Do your research to get your number—learn as much as possible about the position and comparable salaries from local and industry sources and job sites such as glassdoor.com. See if you can get any insider information, too. Try looking for salary information on the company’s website.
You’ll likely come up with a range, and you should put the highest number in that range that applies, based on your experience, education, and skills. And yes, that’s a little aggressive—but bear with me.
Next, I recommend writing “(flexible)” or “(negotiable)” next to your number. Now, I realise that making an aggressive initial offer can be a scary proposition. So let me explain the reasoning.
First, when the value of an item is uncertain—as your services to a prospective employer are—the first number you put on the table acts as a strong “anchor” that will pull the negotiation in its direction throughout the entire bargaining process.
Professor Adam Galinsky of the Kellogg School of Business at Northwestern University has explained the anchoring phenomenon this way:
Items being negotiated have both positive and negative qualities—qualities that suggest a higher price and qualities that suggest a lower price. High anchors selectively direct our attention toward an item’s positive attributes while low anchors direct our attention to its flaws.

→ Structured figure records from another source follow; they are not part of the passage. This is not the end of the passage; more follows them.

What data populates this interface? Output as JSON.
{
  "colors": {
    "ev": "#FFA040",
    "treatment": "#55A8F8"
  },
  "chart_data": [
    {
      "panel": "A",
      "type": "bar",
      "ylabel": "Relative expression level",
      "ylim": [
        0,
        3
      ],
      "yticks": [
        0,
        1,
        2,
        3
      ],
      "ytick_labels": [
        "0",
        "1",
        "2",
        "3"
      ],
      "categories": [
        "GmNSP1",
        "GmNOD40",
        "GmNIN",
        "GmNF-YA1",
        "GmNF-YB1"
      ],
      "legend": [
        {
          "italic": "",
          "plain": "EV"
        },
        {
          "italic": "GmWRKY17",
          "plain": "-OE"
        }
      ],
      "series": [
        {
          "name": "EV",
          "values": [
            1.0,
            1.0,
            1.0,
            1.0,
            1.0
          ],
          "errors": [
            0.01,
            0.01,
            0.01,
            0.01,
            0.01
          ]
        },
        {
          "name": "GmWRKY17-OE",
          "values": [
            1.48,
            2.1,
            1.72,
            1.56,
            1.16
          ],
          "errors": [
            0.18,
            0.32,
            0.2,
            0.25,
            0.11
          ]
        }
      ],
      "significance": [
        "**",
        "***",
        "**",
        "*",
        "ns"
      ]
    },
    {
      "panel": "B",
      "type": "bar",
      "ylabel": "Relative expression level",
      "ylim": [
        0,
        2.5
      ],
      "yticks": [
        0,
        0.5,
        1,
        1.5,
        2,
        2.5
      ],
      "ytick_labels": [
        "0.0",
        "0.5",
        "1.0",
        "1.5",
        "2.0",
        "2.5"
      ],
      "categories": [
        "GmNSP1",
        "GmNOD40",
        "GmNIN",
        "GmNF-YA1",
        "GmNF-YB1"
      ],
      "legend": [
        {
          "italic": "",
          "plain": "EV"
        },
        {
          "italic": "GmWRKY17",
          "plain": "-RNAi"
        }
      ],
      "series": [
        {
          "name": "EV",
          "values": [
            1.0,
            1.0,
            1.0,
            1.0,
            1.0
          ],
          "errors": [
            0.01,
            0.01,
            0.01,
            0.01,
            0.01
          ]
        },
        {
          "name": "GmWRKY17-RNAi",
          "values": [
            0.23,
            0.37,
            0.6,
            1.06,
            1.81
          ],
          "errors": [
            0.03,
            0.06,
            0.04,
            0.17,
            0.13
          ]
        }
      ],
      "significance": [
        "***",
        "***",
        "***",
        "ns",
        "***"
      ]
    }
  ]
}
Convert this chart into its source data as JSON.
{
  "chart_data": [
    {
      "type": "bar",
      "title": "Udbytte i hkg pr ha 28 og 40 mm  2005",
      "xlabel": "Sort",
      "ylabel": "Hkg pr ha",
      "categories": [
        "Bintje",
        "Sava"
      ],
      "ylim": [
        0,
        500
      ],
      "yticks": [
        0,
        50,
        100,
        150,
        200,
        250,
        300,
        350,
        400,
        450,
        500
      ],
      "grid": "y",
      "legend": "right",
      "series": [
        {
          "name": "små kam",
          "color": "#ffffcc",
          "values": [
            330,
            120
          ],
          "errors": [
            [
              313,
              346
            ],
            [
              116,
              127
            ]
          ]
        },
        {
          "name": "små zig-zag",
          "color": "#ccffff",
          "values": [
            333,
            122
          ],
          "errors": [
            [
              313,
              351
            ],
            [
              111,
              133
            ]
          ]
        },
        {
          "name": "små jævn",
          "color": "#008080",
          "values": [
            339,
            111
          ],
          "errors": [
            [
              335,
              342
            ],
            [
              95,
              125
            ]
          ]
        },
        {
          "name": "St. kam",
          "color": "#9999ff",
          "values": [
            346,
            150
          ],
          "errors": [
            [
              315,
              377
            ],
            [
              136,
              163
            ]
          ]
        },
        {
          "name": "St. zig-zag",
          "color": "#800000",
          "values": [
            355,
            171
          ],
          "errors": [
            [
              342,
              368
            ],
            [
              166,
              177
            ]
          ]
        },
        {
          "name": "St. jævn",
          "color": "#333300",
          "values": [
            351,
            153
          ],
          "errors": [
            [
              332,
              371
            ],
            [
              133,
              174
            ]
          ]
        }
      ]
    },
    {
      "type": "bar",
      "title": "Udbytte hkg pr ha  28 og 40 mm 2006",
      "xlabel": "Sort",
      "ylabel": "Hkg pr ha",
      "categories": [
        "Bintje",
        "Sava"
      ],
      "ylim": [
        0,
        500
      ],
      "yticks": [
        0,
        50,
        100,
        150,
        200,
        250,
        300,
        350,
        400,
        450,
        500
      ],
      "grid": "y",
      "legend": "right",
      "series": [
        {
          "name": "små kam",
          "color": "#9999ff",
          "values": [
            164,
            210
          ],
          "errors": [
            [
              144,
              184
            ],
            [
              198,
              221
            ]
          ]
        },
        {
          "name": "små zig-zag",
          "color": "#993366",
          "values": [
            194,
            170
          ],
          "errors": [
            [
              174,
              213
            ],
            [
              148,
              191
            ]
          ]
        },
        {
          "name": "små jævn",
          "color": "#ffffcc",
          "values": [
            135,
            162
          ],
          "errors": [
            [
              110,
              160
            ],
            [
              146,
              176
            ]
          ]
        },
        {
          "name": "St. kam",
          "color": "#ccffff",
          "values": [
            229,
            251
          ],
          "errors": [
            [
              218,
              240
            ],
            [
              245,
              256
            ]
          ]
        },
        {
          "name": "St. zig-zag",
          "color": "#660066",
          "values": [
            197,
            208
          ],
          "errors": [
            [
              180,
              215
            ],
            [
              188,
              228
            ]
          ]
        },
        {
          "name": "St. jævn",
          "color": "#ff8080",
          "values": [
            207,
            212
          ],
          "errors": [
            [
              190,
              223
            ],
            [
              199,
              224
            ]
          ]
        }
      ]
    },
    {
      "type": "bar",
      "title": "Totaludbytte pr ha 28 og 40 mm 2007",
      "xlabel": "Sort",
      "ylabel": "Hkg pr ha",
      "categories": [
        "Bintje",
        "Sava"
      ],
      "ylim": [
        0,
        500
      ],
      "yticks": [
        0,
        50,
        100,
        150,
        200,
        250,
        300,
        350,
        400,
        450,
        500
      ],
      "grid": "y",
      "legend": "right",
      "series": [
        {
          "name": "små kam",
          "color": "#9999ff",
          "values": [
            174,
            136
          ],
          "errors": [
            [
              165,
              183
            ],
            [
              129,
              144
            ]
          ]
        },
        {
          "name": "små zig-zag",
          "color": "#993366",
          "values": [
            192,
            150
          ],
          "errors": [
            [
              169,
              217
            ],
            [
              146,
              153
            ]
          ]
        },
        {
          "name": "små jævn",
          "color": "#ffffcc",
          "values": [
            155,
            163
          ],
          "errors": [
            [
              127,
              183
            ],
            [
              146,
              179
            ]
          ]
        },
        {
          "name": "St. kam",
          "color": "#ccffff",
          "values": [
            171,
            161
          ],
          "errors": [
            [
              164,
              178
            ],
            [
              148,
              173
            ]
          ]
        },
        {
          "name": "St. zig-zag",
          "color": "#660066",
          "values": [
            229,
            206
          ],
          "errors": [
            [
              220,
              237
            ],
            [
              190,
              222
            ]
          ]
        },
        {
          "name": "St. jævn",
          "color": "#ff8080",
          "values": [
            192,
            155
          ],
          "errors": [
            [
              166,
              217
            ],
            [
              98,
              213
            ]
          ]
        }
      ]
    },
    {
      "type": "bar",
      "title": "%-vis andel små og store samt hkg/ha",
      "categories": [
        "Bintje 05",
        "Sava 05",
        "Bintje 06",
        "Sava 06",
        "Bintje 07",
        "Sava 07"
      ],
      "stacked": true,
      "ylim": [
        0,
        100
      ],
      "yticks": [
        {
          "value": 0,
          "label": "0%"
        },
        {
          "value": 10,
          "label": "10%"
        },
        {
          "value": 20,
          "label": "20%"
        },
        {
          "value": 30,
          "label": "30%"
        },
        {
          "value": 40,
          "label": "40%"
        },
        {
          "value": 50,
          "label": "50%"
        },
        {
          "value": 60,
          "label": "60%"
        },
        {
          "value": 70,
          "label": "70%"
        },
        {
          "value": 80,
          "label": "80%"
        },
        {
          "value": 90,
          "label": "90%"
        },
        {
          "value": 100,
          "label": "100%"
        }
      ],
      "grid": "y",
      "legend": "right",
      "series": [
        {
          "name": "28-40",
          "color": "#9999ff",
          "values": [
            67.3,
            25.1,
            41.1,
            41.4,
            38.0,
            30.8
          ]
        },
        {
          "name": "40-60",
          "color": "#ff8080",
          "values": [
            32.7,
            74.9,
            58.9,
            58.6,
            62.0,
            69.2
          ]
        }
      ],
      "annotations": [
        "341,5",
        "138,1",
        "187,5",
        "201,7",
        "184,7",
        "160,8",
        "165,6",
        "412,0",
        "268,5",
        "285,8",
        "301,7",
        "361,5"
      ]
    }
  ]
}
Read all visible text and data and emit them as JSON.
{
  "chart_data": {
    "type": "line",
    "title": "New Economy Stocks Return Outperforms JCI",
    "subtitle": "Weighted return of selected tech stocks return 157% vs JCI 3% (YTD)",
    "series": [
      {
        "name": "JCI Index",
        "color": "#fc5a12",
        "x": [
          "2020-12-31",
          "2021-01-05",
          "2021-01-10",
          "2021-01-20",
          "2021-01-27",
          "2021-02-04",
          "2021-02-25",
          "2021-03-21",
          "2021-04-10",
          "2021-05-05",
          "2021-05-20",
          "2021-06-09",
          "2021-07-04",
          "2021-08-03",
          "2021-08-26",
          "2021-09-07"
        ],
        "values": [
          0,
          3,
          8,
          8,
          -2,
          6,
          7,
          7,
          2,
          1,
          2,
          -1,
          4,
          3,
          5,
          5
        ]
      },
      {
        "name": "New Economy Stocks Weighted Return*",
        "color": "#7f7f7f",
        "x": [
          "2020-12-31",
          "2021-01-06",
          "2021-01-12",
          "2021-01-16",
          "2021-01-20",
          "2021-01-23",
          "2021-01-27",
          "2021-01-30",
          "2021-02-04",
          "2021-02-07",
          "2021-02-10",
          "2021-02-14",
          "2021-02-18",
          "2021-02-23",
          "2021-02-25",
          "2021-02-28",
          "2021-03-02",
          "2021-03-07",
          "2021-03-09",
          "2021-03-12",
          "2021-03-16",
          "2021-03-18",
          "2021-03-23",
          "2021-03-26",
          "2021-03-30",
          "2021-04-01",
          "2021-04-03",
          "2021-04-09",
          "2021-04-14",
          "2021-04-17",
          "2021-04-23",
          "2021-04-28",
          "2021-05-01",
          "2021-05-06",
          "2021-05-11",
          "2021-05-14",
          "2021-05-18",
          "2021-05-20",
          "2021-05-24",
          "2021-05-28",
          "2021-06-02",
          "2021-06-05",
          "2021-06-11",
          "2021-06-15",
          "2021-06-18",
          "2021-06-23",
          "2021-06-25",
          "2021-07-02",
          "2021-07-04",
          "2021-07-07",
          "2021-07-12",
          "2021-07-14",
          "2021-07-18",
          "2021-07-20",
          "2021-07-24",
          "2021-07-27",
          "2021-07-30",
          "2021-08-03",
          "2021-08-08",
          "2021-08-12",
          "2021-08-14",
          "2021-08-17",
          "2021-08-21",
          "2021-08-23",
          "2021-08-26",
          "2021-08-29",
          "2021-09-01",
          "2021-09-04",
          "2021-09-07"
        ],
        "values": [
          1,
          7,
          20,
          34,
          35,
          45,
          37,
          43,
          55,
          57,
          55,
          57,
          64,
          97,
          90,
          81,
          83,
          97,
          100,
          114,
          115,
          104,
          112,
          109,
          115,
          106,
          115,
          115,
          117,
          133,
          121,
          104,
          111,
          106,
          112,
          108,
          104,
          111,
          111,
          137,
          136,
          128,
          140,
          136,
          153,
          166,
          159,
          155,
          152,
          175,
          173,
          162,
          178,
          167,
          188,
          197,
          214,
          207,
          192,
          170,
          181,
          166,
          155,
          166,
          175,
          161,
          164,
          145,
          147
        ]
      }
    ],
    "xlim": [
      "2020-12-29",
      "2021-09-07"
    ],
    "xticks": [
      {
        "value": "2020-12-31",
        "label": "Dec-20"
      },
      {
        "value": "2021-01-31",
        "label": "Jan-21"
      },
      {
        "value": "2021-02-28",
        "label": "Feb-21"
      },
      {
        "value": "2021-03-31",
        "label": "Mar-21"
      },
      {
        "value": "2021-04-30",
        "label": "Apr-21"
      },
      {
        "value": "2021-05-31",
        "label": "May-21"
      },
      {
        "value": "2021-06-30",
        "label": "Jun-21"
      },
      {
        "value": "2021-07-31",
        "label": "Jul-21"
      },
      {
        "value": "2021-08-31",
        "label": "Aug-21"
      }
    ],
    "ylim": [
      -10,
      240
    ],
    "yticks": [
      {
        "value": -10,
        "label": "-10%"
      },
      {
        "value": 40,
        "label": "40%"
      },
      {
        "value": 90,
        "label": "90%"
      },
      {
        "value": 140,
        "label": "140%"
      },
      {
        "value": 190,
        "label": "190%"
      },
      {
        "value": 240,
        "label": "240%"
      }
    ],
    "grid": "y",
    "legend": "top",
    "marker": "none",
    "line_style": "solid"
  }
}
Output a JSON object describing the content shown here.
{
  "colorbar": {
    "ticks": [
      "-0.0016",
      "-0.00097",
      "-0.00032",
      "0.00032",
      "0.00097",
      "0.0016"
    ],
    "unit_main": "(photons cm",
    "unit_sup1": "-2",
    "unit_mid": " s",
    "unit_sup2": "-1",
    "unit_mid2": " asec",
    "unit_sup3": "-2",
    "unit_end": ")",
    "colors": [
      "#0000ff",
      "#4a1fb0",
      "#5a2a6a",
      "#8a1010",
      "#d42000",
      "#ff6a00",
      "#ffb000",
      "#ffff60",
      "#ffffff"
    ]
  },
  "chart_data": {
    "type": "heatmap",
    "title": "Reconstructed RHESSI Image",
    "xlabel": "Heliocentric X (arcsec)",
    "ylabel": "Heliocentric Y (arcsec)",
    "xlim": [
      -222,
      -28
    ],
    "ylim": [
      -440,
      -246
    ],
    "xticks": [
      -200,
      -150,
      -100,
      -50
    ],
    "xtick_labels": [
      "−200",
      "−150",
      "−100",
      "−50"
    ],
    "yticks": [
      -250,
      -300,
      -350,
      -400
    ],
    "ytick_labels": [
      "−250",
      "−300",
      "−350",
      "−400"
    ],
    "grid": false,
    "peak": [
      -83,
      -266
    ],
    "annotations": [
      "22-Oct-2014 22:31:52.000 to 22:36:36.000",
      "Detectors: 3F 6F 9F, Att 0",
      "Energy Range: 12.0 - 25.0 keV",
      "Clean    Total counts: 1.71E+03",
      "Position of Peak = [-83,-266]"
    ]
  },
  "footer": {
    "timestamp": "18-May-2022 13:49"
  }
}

By stating a salary requirement that is lower than your prospective employer might be willing to pay, you not only cheat yourself out of more money, but you might come across to the employer as unsophisticated or unprepared. By stating a salary higher than they might be willing to pay, you risk little harm, so long as you indicate that your salary requirements are flexible. And at the same time, you are communicating that you already know your skills are valuable.
Just as important as anchoring high, the second benefit of giving a number at the high end of your range is that you give yourself enough room to negotiate if you are offered the job.
Research has proven that people are happier with the outcome of a negotiation if their bargaining partner starts at point A, but reluctantly concedes her first couple of requirements before saying “yes.” So, by stating an initial salary that leaves room for negotiation (I recommend room for at least three concessions or back-and-forth conversations), you’re more likely to get what you actually want.
The three major pieces of advice on negotiating are these:
Don’t be afraid to be aggressive: Research shows that people typically tend to exaggerate the likelihood of their bargaining partner walking away in response to an aggressive offer and that most negotiators make first offers that aren’t aggressive enough.
Focus on your target price: Determine your best-case-scenario outcome, and focus on that. Negotiators who focus on their target price make more aggressive first offers and ultimately reach more profitable agreements than those who focus on the minimum amount they’d be satisfied with.
Be flexible: Always be willing to concede your first offer. In doing so, you’ll still likely get a profitable deal, and the other side will be pleased with the outcome.
Remember, there’s little to risk if you put the highest number you can justify, but there’s a lot to lose if you don’t.